The foreign minister said Hungary will be taking over the rotating presidency of the European Union in a period fraught with dangers such as the migration pressure faced by the continent.

Péter Szijjártó, Minister of Foreign Affairs and Trade, said Brussels should be financing the enhancement of the coast guards in North Africa instead of “NGOs that cooperate with people smugglers and migrants”.

Speaking in Tunis, after talks with Tunisian President Kais Saied, the foreign minister said Hungary will be taking over the rotating presidency of the European Union in a period fraught with dangers such as the migration pressure faced by the continent. He said that the situation was made worse by Brussels’s “pro-migration policies”, which, he added, were bad for both Europe and North Africa because illegal immigration posed a danger to both transit and destination countries. Minister Szijjártó said that in order to successfully combat migration, the EU must “cut off the funding of NGOs that cooperate with people smugglers and transport migrants”. “Brussels should be financing North Africa’s coast guards instead of these NGOs”. “The many tens or hundreds of millions of euros Brussels spends on supporting NGOs could be used to modernise the coast guards of the North African countries, thereby stopping people smugglers and reducing migration pressure,” he said.
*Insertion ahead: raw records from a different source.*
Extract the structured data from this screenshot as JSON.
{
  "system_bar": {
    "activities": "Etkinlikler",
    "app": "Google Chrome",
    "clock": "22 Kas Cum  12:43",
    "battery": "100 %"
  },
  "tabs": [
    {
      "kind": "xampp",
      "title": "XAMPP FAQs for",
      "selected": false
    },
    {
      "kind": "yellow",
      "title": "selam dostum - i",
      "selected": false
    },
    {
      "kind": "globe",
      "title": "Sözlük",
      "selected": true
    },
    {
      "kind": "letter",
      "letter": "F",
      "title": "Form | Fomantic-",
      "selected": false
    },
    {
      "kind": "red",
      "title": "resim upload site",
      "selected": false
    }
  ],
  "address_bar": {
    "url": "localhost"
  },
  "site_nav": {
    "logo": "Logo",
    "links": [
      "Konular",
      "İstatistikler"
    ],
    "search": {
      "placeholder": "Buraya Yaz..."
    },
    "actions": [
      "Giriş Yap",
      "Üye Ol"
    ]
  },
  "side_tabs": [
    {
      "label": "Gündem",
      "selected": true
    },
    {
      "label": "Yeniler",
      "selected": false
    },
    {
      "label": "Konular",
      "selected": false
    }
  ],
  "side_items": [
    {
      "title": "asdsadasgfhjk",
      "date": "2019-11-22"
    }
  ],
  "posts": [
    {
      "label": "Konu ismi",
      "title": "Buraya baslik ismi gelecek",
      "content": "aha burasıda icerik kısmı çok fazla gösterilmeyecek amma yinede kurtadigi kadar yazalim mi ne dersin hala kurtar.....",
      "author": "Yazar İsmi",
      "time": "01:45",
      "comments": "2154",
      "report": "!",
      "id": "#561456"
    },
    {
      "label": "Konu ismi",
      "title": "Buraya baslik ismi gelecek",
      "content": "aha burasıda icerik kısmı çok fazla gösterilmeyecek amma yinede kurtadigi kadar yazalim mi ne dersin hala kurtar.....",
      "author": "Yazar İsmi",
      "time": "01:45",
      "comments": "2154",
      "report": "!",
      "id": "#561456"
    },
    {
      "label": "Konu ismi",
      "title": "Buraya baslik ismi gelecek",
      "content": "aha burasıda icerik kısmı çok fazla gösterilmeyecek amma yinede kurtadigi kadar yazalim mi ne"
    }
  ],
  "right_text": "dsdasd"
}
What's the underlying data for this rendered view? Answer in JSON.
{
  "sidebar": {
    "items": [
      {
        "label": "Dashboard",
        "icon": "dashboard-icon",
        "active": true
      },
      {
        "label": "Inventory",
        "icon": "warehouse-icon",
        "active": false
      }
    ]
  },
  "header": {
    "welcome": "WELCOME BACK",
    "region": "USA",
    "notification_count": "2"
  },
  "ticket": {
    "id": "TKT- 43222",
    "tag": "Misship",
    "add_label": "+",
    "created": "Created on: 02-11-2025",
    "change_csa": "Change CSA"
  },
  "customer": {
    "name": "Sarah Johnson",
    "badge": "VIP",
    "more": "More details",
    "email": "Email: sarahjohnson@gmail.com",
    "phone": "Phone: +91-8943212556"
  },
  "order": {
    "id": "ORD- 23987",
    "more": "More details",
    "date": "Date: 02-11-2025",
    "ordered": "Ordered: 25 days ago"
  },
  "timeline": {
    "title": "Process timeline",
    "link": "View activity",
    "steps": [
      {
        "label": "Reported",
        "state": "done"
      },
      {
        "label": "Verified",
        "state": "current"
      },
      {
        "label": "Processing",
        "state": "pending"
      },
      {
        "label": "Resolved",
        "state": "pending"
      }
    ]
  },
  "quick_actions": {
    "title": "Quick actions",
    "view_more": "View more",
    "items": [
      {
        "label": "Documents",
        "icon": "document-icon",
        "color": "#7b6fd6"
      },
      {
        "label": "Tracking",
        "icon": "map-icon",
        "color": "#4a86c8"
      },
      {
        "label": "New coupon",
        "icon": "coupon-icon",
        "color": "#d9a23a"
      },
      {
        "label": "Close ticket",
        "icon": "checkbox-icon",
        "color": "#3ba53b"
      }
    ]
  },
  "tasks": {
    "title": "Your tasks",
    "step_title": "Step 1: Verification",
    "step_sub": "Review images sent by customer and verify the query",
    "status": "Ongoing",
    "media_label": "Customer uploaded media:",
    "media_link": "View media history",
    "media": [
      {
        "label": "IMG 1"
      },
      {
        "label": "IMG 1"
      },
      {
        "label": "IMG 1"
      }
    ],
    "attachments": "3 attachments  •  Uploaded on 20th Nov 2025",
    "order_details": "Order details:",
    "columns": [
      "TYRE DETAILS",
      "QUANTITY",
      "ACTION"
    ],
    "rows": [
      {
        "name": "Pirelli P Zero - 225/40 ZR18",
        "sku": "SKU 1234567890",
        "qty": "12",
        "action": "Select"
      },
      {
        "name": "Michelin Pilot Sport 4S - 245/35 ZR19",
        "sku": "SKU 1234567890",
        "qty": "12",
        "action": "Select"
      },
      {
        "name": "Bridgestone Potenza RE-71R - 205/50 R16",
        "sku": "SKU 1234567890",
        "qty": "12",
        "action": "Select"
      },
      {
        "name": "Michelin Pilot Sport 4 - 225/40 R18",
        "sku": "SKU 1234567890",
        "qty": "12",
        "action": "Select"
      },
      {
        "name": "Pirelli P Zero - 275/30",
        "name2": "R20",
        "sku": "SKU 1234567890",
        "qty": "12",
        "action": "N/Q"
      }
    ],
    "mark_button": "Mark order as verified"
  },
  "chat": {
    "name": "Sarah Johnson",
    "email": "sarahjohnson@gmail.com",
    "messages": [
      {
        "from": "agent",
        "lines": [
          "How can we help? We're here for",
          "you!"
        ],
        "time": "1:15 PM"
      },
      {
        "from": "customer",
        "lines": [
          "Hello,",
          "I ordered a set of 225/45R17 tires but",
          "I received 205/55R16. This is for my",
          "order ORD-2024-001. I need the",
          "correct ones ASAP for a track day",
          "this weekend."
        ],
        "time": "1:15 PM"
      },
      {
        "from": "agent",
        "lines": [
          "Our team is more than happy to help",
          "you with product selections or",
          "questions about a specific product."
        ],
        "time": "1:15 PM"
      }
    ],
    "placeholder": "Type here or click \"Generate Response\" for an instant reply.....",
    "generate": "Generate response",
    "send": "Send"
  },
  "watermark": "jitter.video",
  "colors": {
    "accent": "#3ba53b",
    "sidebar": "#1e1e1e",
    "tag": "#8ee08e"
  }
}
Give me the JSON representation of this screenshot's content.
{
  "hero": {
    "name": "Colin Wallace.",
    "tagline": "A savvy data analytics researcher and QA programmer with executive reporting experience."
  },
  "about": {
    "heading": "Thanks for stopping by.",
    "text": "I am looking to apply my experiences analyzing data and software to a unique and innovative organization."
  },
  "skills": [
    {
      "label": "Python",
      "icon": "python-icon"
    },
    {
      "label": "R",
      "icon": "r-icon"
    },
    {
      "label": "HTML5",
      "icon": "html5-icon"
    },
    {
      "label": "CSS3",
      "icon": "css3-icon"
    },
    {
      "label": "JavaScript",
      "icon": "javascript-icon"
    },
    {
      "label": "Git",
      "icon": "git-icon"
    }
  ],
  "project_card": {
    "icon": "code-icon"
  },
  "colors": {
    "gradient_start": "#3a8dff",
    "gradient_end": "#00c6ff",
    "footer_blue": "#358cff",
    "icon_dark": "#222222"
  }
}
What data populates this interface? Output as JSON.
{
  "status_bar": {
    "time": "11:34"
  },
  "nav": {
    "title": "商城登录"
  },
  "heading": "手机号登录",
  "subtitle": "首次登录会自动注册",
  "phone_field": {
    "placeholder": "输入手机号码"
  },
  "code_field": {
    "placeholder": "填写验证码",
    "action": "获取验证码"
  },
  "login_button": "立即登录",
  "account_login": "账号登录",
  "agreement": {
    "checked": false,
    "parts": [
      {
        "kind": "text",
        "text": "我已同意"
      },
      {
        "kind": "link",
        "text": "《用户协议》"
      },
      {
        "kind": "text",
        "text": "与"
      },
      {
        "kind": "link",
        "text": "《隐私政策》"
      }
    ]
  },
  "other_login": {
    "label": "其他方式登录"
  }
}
The foreign minister added that Brussels should “end its practice of issuing diktats to the African countries”, and instead bring its relations with those countries back to the grounds of mutual respect. Africa’s population, he said, was on track to grow by an estimated 750 million in the next twenty years, and the continent was in need of significant economic development programmes. But, he warned, if Europe abandoned Africa, it would face “unmanageable humanitarian and security challenges” in the coming years in decades. “We know full well how big a role the north African line of defence plays in Europe’s defence against migration,” Minister Szijjártó said at a visit in Tunis. “And Tunisia plays a prominent role.” “We therefore call on the European Union not to interfere in Tunisia’s domestic political affairs and destabilise Tunisia, but to cooperate with it in the fight against migration under a comprehensive partnership agreement and carry out economic developments,” the minister said.